天空上,一隻巨大的手掌拍了下來。将衆多邋遢老道中的一個拍的稀碎。
但同樣的這隻手,也被邋遢老道身上的污穢殘泥所纏繞,腐蝕的血肉迷糊露出了白骨。
碰!碰!碰!……
更多的手掌拍了下來。一衆邋遢老道卻都被拍碎。
可同樣,李月白感覺到自己的氣正在急速流逝,乃至于還有一些說不清道不明的東西也在快速流逝。
又三息時間後。
天空上,夜神的虛影開始消失。
李月白喉嚨一甜一口血湧了上來。

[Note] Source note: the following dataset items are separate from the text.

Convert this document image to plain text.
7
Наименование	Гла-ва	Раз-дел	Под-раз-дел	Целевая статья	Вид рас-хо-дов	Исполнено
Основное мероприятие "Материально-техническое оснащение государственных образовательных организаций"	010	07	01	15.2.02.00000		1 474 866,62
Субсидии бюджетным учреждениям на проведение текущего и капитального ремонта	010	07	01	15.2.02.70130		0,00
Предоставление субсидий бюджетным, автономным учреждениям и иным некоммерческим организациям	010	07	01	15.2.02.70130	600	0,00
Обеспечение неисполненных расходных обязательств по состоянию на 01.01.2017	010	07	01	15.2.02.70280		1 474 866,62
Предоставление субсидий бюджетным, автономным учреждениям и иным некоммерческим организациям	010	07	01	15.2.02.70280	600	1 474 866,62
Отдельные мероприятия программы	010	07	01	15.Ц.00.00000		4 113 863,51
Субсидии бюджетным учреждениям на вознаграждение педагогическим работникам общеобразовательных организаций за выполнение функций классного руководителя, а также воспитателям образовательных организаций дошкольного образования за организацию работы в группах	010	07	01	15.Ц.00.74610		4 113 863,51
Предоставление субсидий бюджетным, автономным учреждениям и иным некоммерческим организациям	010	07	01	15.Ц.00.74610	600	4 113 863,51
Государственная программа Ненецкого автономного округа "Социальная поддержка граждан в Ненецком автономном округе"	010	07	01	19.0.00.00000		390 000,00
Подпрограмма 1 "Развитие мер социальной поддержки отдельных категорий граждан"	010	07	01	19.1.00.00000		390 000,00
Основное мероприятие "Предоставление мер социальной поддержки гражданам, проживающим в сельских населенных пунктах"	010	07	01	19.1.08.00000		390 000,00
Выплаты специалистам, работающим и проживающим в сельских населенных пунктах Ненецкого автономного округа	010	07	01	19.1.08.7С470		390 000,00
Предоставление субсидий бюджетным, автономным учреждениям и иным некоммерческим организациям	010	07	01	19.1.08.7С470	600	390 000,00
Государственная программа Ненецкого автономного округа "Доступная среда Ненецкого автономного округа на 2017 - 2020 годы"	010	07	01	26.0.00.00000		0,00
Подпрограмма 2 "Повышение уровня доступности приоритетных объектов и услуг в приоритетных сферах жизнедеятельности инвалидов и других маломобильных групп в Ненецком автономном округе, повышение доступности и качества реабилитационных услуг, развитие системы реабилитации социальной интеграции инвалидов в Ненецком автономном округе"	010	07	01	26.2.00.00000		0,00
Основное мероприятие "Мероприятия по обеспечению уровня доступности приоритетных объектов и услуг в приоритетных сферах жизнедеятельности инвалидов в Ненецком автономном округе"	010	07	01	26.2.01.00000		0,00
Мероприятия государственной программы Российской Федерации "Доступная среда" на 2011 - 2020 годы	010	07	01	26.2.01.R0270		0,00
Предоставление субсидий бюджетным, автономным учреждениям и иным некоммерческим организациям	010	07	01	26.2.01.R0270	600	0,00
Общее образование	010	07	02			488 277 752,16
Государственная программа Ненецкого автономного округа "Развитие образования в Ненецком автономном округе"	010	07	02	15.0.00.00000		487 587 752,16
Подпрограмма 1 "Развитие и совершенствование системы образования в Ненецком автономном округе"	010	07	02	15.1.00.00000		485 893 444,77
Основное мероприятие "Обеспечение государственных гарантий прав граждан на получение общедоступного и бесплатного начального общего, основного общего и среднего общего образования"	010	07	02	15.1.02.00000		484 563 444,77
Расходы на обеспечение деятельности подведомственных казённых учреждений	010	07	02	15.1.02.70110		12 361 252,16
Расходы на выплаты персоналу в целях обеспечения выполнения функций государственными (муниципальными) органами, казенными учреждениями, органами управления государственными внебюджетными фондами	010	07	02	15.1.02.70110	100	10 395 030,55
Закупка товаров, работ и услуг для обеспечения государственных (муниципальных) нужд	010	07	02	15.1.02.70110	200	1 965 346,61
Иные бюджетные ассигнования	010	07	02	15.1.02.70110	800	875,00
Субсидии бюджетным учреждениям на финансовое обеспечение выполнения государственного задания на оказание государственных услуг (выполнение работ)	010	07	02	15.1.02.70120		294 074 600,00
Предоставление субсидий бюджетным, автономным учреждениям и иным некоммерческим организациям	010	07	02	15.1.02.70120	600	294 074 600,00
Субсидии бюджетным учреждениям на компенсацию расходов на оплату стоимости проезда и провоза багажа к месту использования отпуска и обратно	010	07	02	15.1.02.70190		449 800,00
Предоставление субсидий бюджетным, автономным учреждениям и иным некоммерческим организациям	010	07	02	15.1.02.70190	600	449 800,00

沒辦法動用夜神的力量代價太大了,乃至于她都開始透支自己壽元和生命了。
夜神似乎也不想她就這麽透支生命而死,不肯再借給她力量了。
好在前後五息時間,大部分的邋遢老道都被夜神的力量給殺死。剩下還活着的三個也受了重傷。
若是平常狀态下,李月白殺他們應該不難。可現在的她,實在太過虛弱了,連勢去維持自己易容的“木子白”外貌都變得異常艱難。
“行!木老大!剩下的交給我和春花妹子!雷來!”
黃逵說着,手上火雷、木雷、土雷三雷齊現。一段時間過去,那金光五行雷咒,竟然又被他多修出一雷。
“白……白虎……去!幫他們。”李月白坐在地上斜靠在一面牆上,對着包袱裏的白虎說道。
聞言,白虎從畫中一躍而出向邋遢老道沖去。
二人一虎對上三個邋遢老道,雖過程艱難,可到底還是殺死了他們三人。
隻是經曆這一戰,二人一虎也都受了重傷。
李月白則又開口道:“還……還有一個……東升!咳咳!”
說着,她咳出一大口血。
她一直都沒忘還有一個東升的事情。甚至剛才動用夜神的力量時,也想找到他殺死他!可他隐藏太好了。她又分不出神去仔細尋找他。
“木老大,什麽……什麽意思?”
黃逵狀态也好不到哪兒去,他身前胸膛被老道直戳戳給掏出一個洞。所幸沒有傷及心髒。
“哎呀呀!真是不好意思啊!說來說去,還是我笑到了最後。”隐藏在暗處的那個東升終于出現。
“你笑到了最後?誰說的?”
忽而,一直存在感很低的書生段劍安出現在了他面前,“铛”的一聲将背着的鐵匣子打開放在東升面前。
後者看着鐵匣子裏那些奇形怪狀的刀具和針,又看着臉上塗着奇怪圖案的書生,不知爲何心中莫名出現了一絲恐懼!